Но сегодня не простой день и присутствие папиного «майбаха» в уютной обстановке дома лишний раз об этом напоминало. Годовщина исчезновения Джонатана тяжёлой вуалью ложилась на каждого из нас, и даже всегда собранный, бесчувственный в бизнесе отец поддавался эмоциям. Если мама каждый год пятнадцатого сентября укладывалась в постель и не выходила минимум три дня, то папа отменял все встречи, оставлял дела на заместителей и вёз свои чувства в родной дом. В таком настроении за мамой нужен был глаз да глаз, а Констанс не отличалась орлиным зрением.
Я поднялась по ступеням и открыла дверь своим ключом, пропустив вперёд стыд. У некоторых балтиморцев не было дома, а у меня целых три. Изящный особняк в Хэмпдене, модная квартира в Грейсленд Парке и временное прибежище в не менее модной берлоге Марка. И никакое участие мамы в благотворительности не окупало того факта, что Лодердейлы вытянули счастливый билет, тогда как большая часть города потратилась на билет и проигралась.
Роджер Лодердейл, инвестиционный банкир и миллионер в первом поколении, любимчик публики и заядлый гость бизнес-раздела местных газет, любил деньги чуть ли не сильнее собственной семьи.

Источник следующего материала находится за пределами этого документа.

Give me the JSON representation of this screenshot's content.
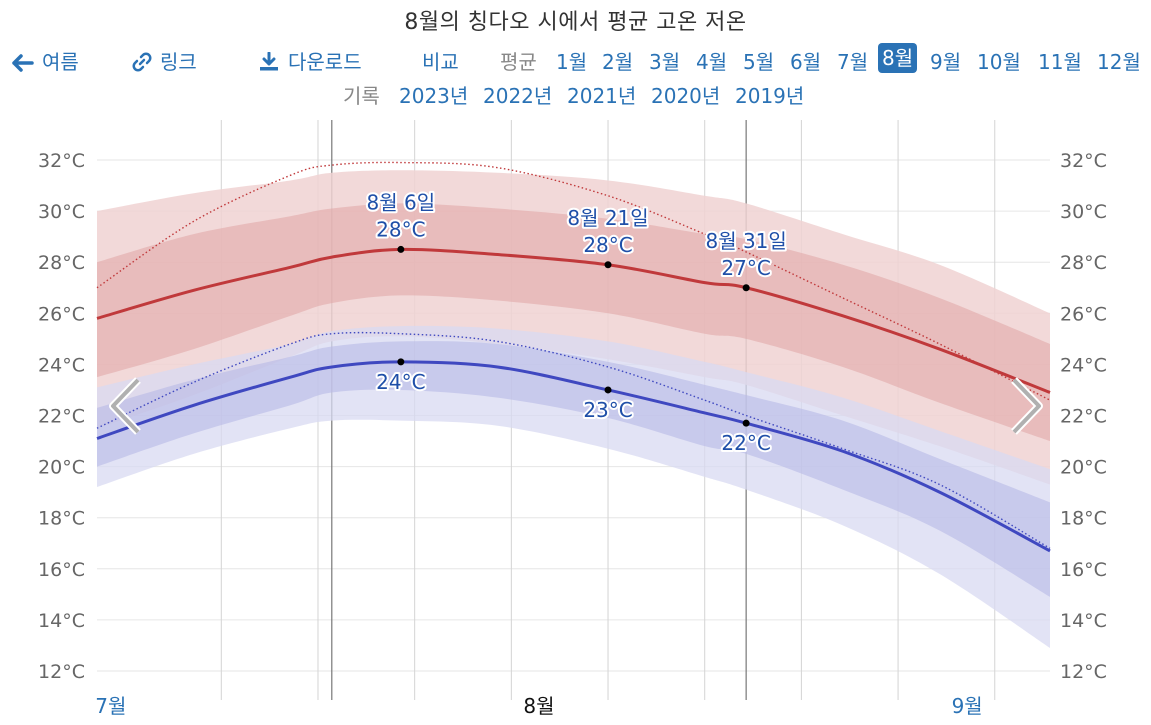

Он не счастливый потомок богачей и не выходец высокопарных сословий. На его роду не нарисованы значки долларов, а путь его не пролегал по красным ковровым дорожкам, что раскидывают к ногам жадных до богатств потомков.
Роджер Лодердейл прокладывал свою дорожку сам и никогда не шёл по головам, хотя едва ли перед ним расступались. Его называли «набобом» и «нуворишем», королём финансов и просто везунчиком. Они с мамой жили в однокомнатной квартирке в Бруклин Парке, которая ходила ходуном от мчащихся мимо поездов. Там не витал шлейф французского парфюма и чай не звенел о хрупкие стенки китайского фарфора. Не верится, но когда-то Лодердейлы жили по ту сторону Хэмпдена, за чертой достатка и на границе бедности.
Пока отец не закончил бизнес-школу при университете Хопкинса – того самого, которым теперь заведовал мистер МакКалистер, обосновавшийся по соседству. Их жизнь круто переменилась, когда Роджер Лодердейл получил пять отказов о найме в местных банках, после чего блеснул смекалкой перед директором «Сан Траст» и за первые же полгода привлёк трёх крупных клиентов Балтимора в копилку компании.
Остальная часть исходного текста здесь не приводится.